Denon DRW-660 Cassette deck

This is a beautiful device with perfect ergonomics and interesting design. An amazing effect of relief is created on the absolutely flat faceplate; I mean that the aim, for which the others remove bevels and make grooves or ledges, is achieved here per se. And relatively to ergonomics I want to emphasize quite a comfortable control keyboard of DRW-660.

Like in most devices Denon has one and very spacious plate inside and two simple single-engine tape-moving mechanisms. By capabilities 660th can be confidently refered to the strong middle group. Let's us list, so to speak, the equipment of the devise in a one line. Noise dampers Dolby B and C, the system of dynamic bias HX-Pro, search of fragments by pauses (Music Search), rewind to zero of the counter. There is a manual setting of bias with the fixation in the "standard" position and the phone amplifier, Synchro CD input and the receiver for the remote control. The counter, by the way, is single four-digit into two decks and is switched by the knob. Someone will find it uncomfortable, but using two counters at the same time happens rarely and design looks better.

Despite of the lack of automatic calibrator of tape types in Denon, AFC, recorded at the nominal speed, is linear. There is nothing surprising taking stable characteristics and a good repeatability of modern magnetic tapes into account. Quite typical failure of mid frequencies (from 2 to 7 kHz) attracts attention, although its level is small - not more than 2dB. Quite strong "snake' with nonlinearity of about 6dB is noticeable on low frequencies and this is natural.
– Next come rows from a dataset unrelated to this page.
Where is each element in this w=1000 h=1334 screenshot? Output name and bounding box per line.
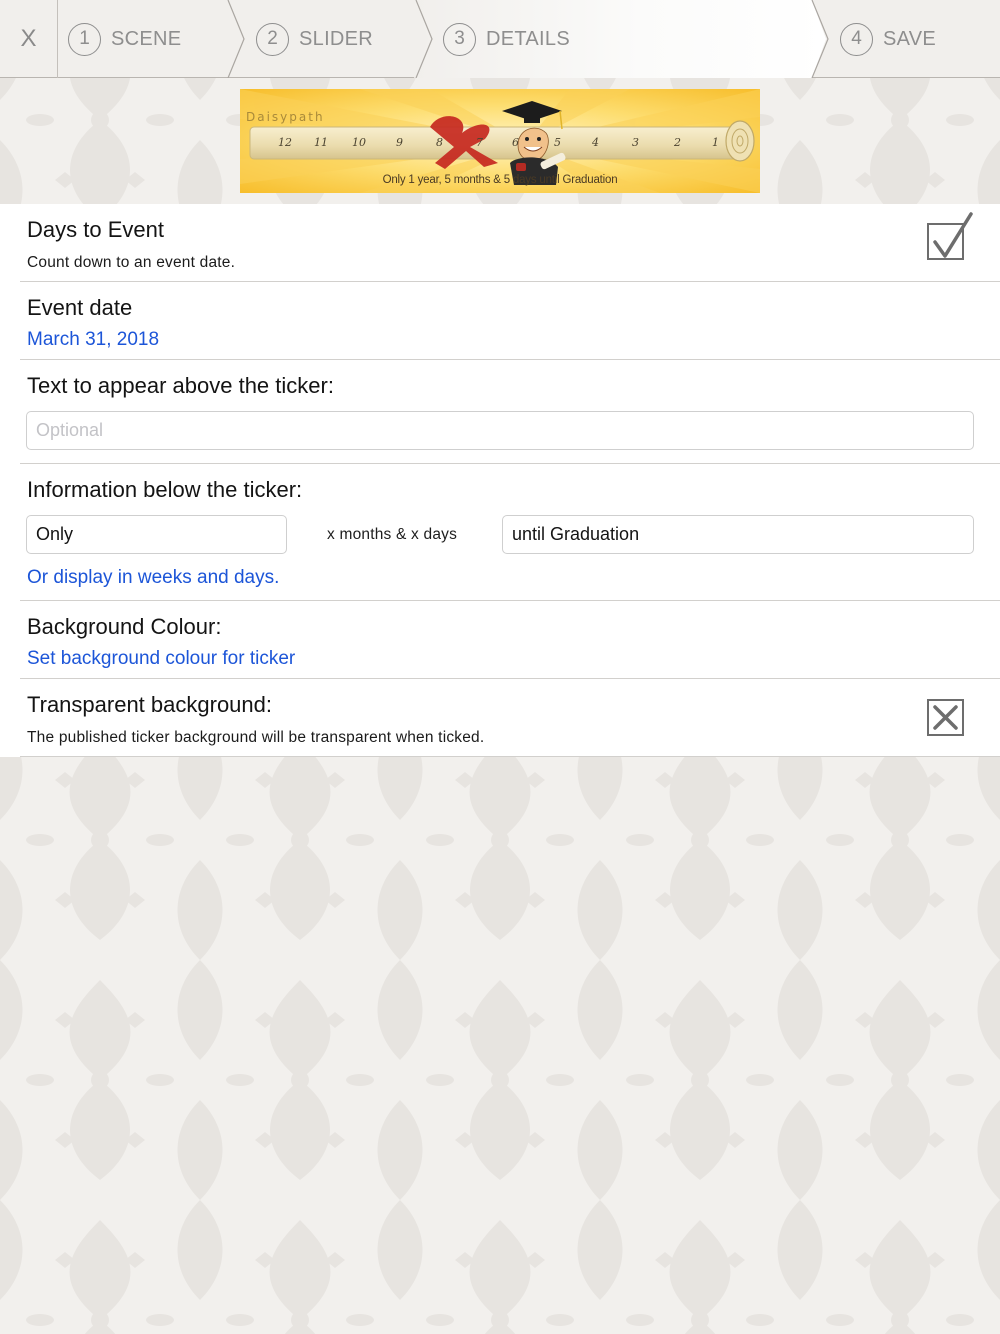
ruler-number: 5 <box>554 136 561 149</box>
ruler-number: 6 <box>512 136 519 149</box>
step-label: DETAILS <box>486 27 570 50</box>
step-number-badge: 2 <box>256 22 289 56</box>
background-colour-row[interactable]: Background Colour: Set background colour… <box>20 601 1000 679</box>
transparent-background-title: Transparent background: <box>27 692 272 717</box>
cross-icon <box>933 705 958 730</box>
step-number-badge: 4 <box>840 22 873 56</box>
ruler-number: 9 <box>396 136 403 149</box>
step-number-badge: 1 <box>68 22 101 56</box>
wizard-step-bar: X 1 SCENE 2 SLIDER 3 DETAILS 4 SAVE <box>0 0 1000 78</box>
step-slider[interactable]: 2 SLIDER <box>256 21 373 57</box>
event-date-title: Event date <box>27 295 133 320</box>
ruler-number: 2 <box>673 136 681 149</box>
transparent-background-checkbox[interactable] <box>927 699 964 736</box>
info-below-title: Information below the ticker: <box>27 477 303 502</box>
ruler-number: 11 <box>314 136 328 149</box>
step-label: SAVE <box>883 27 937 50</box>
transparent-background-subtitle: The published ticker background will be … <box>27 729 485 746</box>
info-middle-label: x months & x days <box>327 526 458 543</box>
text-above-placeholder: Optional <box>36 420 104 440</box>
info-below-row: Information below the ticker: Only x mon… <box>20 464 1000 601</box>
days-to-event-title: Days to Event <box>27 217 164 242</box>
step-scene[interactable]: 1 SCENE <box>68 21 181 57</box>
days-to-event-checkbox[interactable] <box>927 212 973 260</box>
banner-caption: Only 1 year, 5 months & 5 days until Gra… <box>382 174 618 186</box>
close-button[interactable]: X <box>0 0 58 78</box>
text-above-title: Text to appear above the ticker: <box>27 373 334 398</box>
ticker-preview-banner: 12 11 10 9 8 7 6 5 4 3 2 1 Daisypath Onl… <box>240 89 760 193</box>
ruler-number: 3 <box>632 136 639 149</box>
ticker-details-form: Days to Event Count down to an event dat… <box>0 204 1000 757</box>
ruler-number: 4 <box>591 136 599 149</box>
days-to-event-subtitle: Count down to an event date. <box>27 254 236 271</box>
text-above-row: Text to appear above the ticker: Optiona… <box>20 360 1000 464</box>
step-number-badge: 3 <box>443 22 476 56</box>
banner-brand-logo: Daisypath <box>246 110 325 124</box>
step-details[interactable]: 3 DETAILS <box>443 21 570 57</box>
text-above-input[interactable]: Optional <box>26 411 974 450</box>
days-to-event-row[interactable]: Days to Event Count down to an event dat… <box>20 204 1000 282</box>
checkmark-icon <box>933 212 973 258</box>
info-suffix-value: until Graduation <box>512 524 640 544</box>
event-date-row[interactable]: Event date March 31, 2018 <box>20 282 1000 360</box>
ruler-number: 12 <box>278 136 292 149</box>
ruler-number: 7 <box>476 136 483 149</box>
ruler-number: 1 <box>712 136 719 149</box>
step-save[interactable]: 4 SAVE <box>840 21 936 57</box>
step-label: SLIDER <box>299 27 374 50</box>
ruler-number: 10 <box>352 136 366 149</box>
background-colour-title: Background Colour: <box>27 614 222 639</box>
info-prefix-value: Only <box>36 524 74 544</box>
ruler-number: 8 <box>436 136 443 149</box>
step-label: SCENE <box>111 27 182 50</box>
weeks-and-days-link[interactable]: Or display in weeks and days. <box>27 567 279 589</box>
info-prefix-input[interactable]: Only <box>26 515 287 554</box>
set-background-colour-link[interactable]: Set background colour for ticker <box>27 648 295 670</box>
close-icon: X <box>20 25 37 52</box>
event-date-value-link[interactable]: March 31, 2018 <box>27 329 159 351</box>
info-suffix-input[interactable]: until Graduation <box>502 515 974 554</box>
transparent-background-row[interactable]: Transparent background: The published ti… <box>20 679 1000 757</box>
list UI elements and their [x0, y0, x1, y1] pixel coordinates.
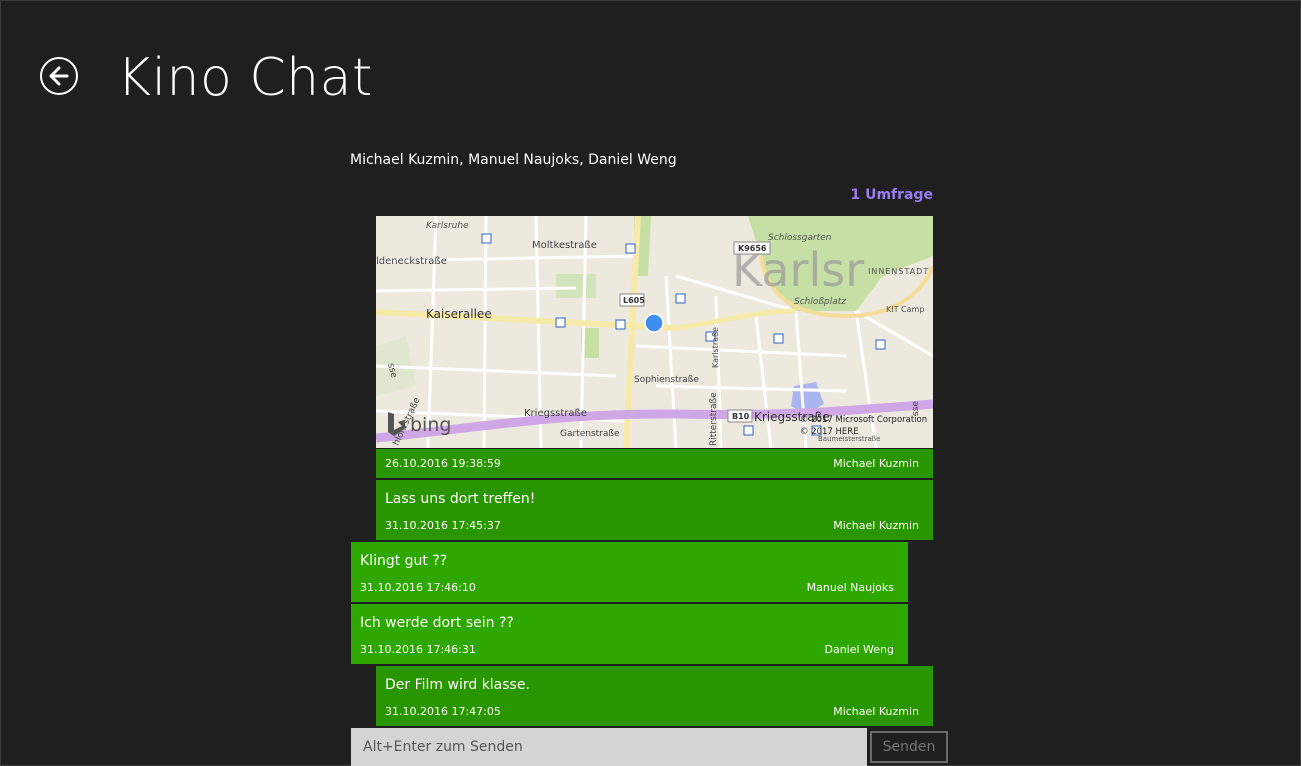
- message-time: 31.10.2016 17:46:31: [360, 643, 476, 656]
- message-bubble: Lass uns dort treffen! 31.10.2016 17:45:…: [376, 480, 933, 540]
- message-author: Michael Kuzmin: [833, 705, 919, 718]
- map-label-ldeneckstrasse: ldeneckstraße: [376, 256, 447, 267]
- back-button[interactable]: [40, 57, 78, 95]
- message-time: 31.10.2016 17:47:05: [385, 705, 501, 718]
- map-label-gartenstrasse: Gartenstraße: [560, 429, 620, 439]
- copyright-microsoft: © 2017 Microsoft Corporation: [800, 415, 927, 425]
- message-text: Ich werde dort sein ??: [360, 615, 514, 631]
- participants-list: Michael Kuzmin, Manuel Naujoks, Daniel W…: [350, 152, 677, 168]
- map-label-ritterstrasse: Ritterstraße: [709, 392, 719, 446]
- message-text: Klingt gut ??: [360, 553, 448, 569]
- map-label-schlossplatz: Schloßplatz: [794, 297, 846, 307]
- poll-link[interactable]: 1 Umfrage: [850, 187, 933, 203]
- message-time: 31.10.2016 17:46:10: [360, 581, 476, 594]
- map-label-sophienstrasse: Sophienstraße: [634, 375, 699, 385]
- message-bubble: Klingt gut ?? 31.10.2016 17:46:10 Manuel…: [351, 542, 908, 602]
- copyright-here: © 2017 HERE: [800, 427, 859, 437]
- map-label-sse-east: sse: [911, 401, 921, 416]
- map-label-karlstrasse: Karlstraße: [711, 327, 720, 368]
- park-block: [556, 274, 596, 298]
- message-author: Michael Kuzmin: [833, 457, 919, 470]
- map-label-karlsruhe: Karlsruhe: [426, 221, 469, 231]
- arrow-left-circle-icon: [49, 66, 69, 86]
- map-label-moltkestrasse: Moltkestraße: [532, 240, 597, 251]
- map-label-kaiserallee: Kaiserallee: [426, 307, 492, 321]
- map-label-kit: KIT Camp: [886, 305, 924, 314]
- message-time: 31.10.2016 17:45:37: [385, 519, 501, 532]
- location-dot: [644, 313, 664, 333]
- message-author: Daniel Weng: [824, 643, 894, 656]
- message-input[interactable]: [351, 728, 867, 766]
- message-text: Lass uns dort treffen!: [385, 491, 536, 507]
- message-author: Michael Kuzmin: [833, 519, 919, 532]
- message-author: Manuel Naujoks: [806, 581, 894, 594]
- shield-l605: L605: [623, 296, 645, 305]
- location-message-footer: 26.10.2016 19:38:59 Michael Kuzmin: [376, 449, 933, 478]
- location-map[interactable]: Karlsr Karlsruhe Moltkestraße Schlossgar…: [376, 216, 933, 448]
- message-bubble: Der Film wird klasse. 31.10.2016 17:47:0…: [376, 666, 933, 726]
- message-bubble: Ich werde dort sein ?? 31.10.2016 17:46:…: [351, 604, 908, 664]
- message-time: 26.10.2016 19:38:59: [385, 457, 501, 470]
- send-button[interactable]: Senden: [870, 731, 948, 763]
- bing-wordmark: bing: [410, 414, 451, 436]
- shield-k9656: K9656: [738, 244, 767, 253]
- message-text: Der Film wird klasse.: [385, 677, 530, 693]
- page-title: Kino Chat: [117, 48, 373, 108]
- shield-b10: B10: [732, 412, 750, 421]
- map-label-schlossgarten: Schlossgarten: [768, 233, 832, 243]
- map-label-innenstadt: INNENSTADT: [868, 267, 929, 276]
- map-label-kriegsstrasse: Kriegsstraße: [524, 408, 587, 419]
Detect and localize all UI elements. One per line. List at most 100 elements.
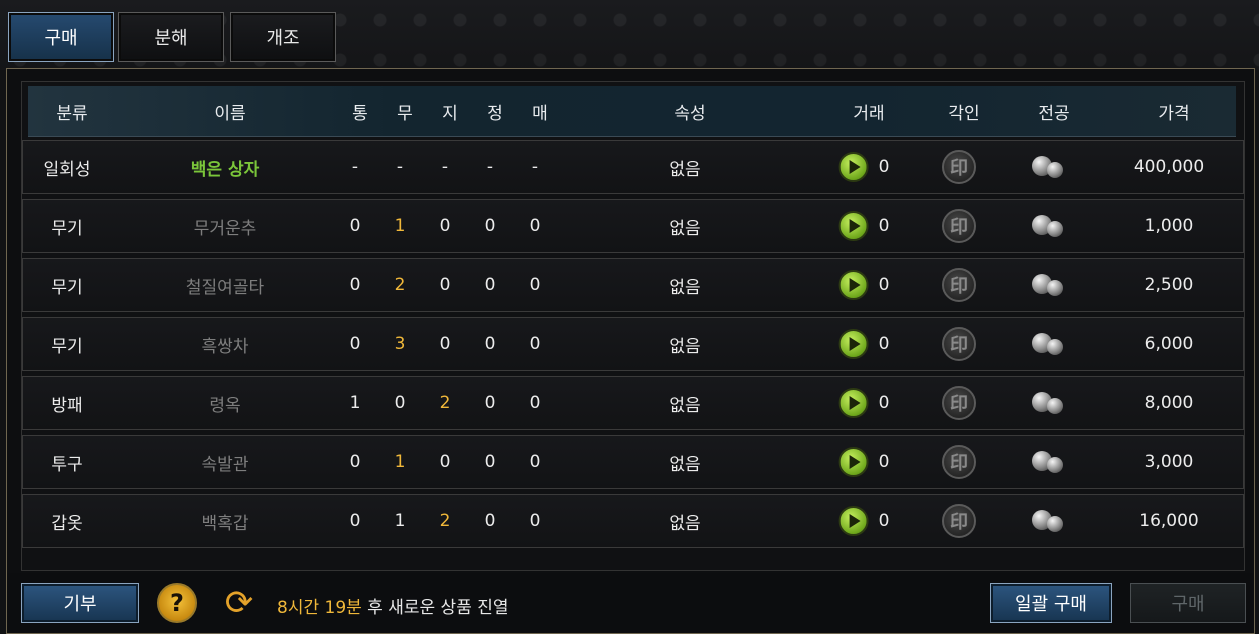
- item-stat-2: 1: [394, 216, 406, 236]
- seal-stamp-icon[interactable]: 印: [942, 504, 976, 538]
- restock-time: 8시간 19분: [277, 598, 362, 618]
- item-stat-4: -: [486, 157, 494, 177]
- item-stat-5: 0: [529, 452, 541, 472]
- header-trade: 거래: [853, 103, 885, 124]
- seal-stamp-icon[interactable]: 印: [942, 386, 976, 420]
- item-price: 2,500: [1144, 275, 1194, 295]
- item-stat-1: 0: [349, 511, 361, 531]
- arrow-right-circle-icon[interactable]: [838, 506, 869, 536]
- item-stat-2: 3: [394, 334, 406, 354]
- item-stat-4: 0: [484, 511, 496, 531]
- arrow-right-circle-icon[interactable]: [838, 447, 869, 477]
- trade-group: 0: [838, 329, 889, 359]
- item-category: 무기: [51, 336, 83, 357]
- seal-cell: 印: [942, 436, 976, 488]
- trade-cell: 0: [838, 318, 889, 370]
- item-stat-5: -: [531, 157, 539, 177]
- pearl-icon: [1030, 390, 1068, 416]
- item-stat-4: 0: [484, 334, 496, 354]
- item-attribute: 없음: [669, 277, 701, 298]
- seal-stamp-icon[interactable]: 印: [942, 150, 976, 184]
- tab-buy[interactable]: 구매: [8, 12, 114, 62]
- pearl-icon: [1030, 508, 1068, 534]
- item-stat-3: 0: [439, 275, 451, 295]
- item-category: 갑옷: [51, 513, 83, 534]
- seal-cell: 印: [942, 200, 976, 252]
- pearl-icon: [1030, 449, 1068, 475]
- merit-cell: [1030, 141, 1068, 193]
- seal-stamp-icon[interactable]: 印: [942, 445, 976, 479]
- item-category: 투구: [51, 454, 83, 475]
- trade-count: 0: [878, 452, 890, 472]
- restock-text: 후 새로운 상품 진열: [361, 598, 509, 618]
- footer-bar: 기부 ? ⟳ 8시간 19분 후 새로운 상품 진열 일괄 구매 구매: [7, 573, 1254, 633]
- refresh-icon[interactable]: ⟳: [219, 583, 259, 623]
- header-stat-3: 지: [442, 103, 458, 124]
- item-stat-1: 0: [349, 216, 361, 236]
- tab-modify[interactable]: 개조: [230, 12, 336, 62]
- arrow-right-circle-icon[interactable]: [838, 211, 869, 241]
- seal-stamp-icon[interactable]: 印: [942, 327, 976, 361]
- donate-button[interactable]: 기부: [21, 583, 139, 623]
- trade-count: 0: [878, 157, 890, 177]
- arrow-right-circle-icon[interactable]: [838, 152, 869, 182]
- item-attribute: 없음: [669, 513, 701, 534]
- item-price: 3,000: [1144, 452, 1194, 472]
- item-stat-3: 0: [439, 452, 451, 472]
- header-stat-4: 정: [487, 103, 503, 124]
- table-row[interactable]: 일회성 백은 상자 - - - - - 없음 0 印 400,000: [22, 140, 1244, 194]
- arrow-right-circle-icon[interactable]: [838, 329, 869, 359]
- question-icon[interactable]: ?: [157, 583, 197, 623]
- arrow-right-circle-icon[interactable]: [838, 388, 869, 418]
- table-row[interactable]: 갑옷 백혹갑 0 1 2 0 0 없음 0 印 16,000: [22, 494, 1244, 548]
- trade-group: 0: [838, 447, 890, 477]
- arrow-right-circle-icon[interactable]: [838, 270, 869, 300]
- seal-stamp-icon[interactable]: 印: [942, 209, 976, 243]
- item-name: 백은 상자: [190, 159, 260, 180]
- seal-cell: 印: [942, 377, 976, 429]
- merit-cell: [1030, 259, 1068, 311]
- table-row[interactable]: 투구 속발관 0 1 0 0 0 없음 0 印 3,000: [22, 435, 1244, 489]
- tab-disassemble[interactable]: 분해: [118, 12, 224, 62]
- trade-group: 0: [838, 270, 890, 300]
- trade-count: 0: [878, 393, 890, 413]
- header-merit: 전공: [1038, 103, 1070, 124]
- item-category: 일회성: [43, 159, 91, 180]
- item-stat-4: 0: [484, 393, 496, 413]
- table-row[interactable]: 무기 철질여골타 0 2 0 0 0 없음 0 印 2,500: [22, 258, 1244, 312]
- trade-count: 0: [878, 275, 890, 295]
- seal-stamp-icon[interactable]: 印: [942, 268, 976, 302]
- shop-panel: 분류 이름 통 무 지 정 매 속성 거래 각인 전공 가격 일회성 백은 상자 -…: [6, 68, 1255, 634]
- header-seal: 각인: [948, 103, 980, 124]
- trade-cell: 0: [838, 141, 890, 193]
- item-stat-2: 1: [394, 511, 406, 531]
- header-attribute: 속성: [674, 103, 706, 124]
- pearl-icon: [1030, 154, 1068, 180]
- item-stat-3: 0: [439, 216, 451, 236]
- buy-button[interactable]: 구매: [1130, 583, 1246, 623]
- item-category: 방패: [51, 395, 83, 416]
- item-category: 무기: [51, 277, 83, 298]
- merit-cell: [1030, 377, 1068, 429]
- restock-notice: 8시간 19분 후 새로운 상품 진열: [277, 593, 509, 618]
- item-category: 무기: [51, 218, 83, 239]
- item-stat-4: 0: [484, 275, 496, 295]
- item-stat-4: 0: [484, 216, 496, 236]
- table-header: 분류 이름 통 무 지 정 매 속성 거래 각인 전공 가격: [28, 86, 1236, 137]
- trade-cell: 0: [838, 259, 890, 311]
- table-row[interactable]: 무기 무거운추 0 1 0 0 0 없음 0 印 1,000: [22, 199, 1244, 253]
- item-stat-1: -: [351, 157, 359, 177]
- table-row[interactable]: 방패 령옥 1 0 2 0 0 없음 0 印 8,000: [22, 376, 1244, 430]
- item-stat-4: 0: [484, 452, 496, 472]
- item-stat-2: 2: [394, 275, 406, 295]
- item-stat-5: 0: [529, 334, 541, 354]
- trade-group: 0: [838, 152, 890, 182]
- item-stat-3: -: [441, 157, 449, 177]
- table-row[interactable]: 무기 흑쌍차 0 3 0 0 0 없음 0 印 6,000: [22, 317, 1244, 371]
- merit-cell: [1030, 318, 1068, 370]
- item-stat-5: 0: [529, 511, 541, 531]
- bulk-buy-button[interactable]: 일괄 구매: [990, 583, 1112, 623]
- item-name: 령옥: [209, 395, 241, 416]
- item-stat-2: 0: [394, 393, 406, 413]
- seal-cell: 印: [942, 495, 976, 547]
In the second copy, recorded at double speed, AFC is worse - a sharp rolloff begins already with 10 kHz and the failure's depth of mids is doubly bigger. By the way, we performed all the measuring in the middle position of the bias current regulator. But noises are not bad - about 55 dB - golden mean. The standard set of noise dampers works standardly too - turning on Dolby B is not enough by modern standards - noises stay noticeable at playing. Dolby C a bit improves the situation, although also in this case there is no point to speak about low noises. In some listened fragments basses became noticeably more "incompact", especially after the second rewrite. The detonations turns out to be quite strong - "ten" by DIN.

Speaking about ergonomics, lever indicator gave a good taste of quality - stretched scale near zero point allows you to set the level more precisely, preventing the overloading of a tape. It's a pity that the developers haven't provided the memory of peak level. Rewrite at a normal speed showed a greater noises' level in the copy; the only possible variant - the use of Dolby C. In addition to more amplified noise, high frequency interference, comparable to the noise level, is noticeable in the copy, made with double speed.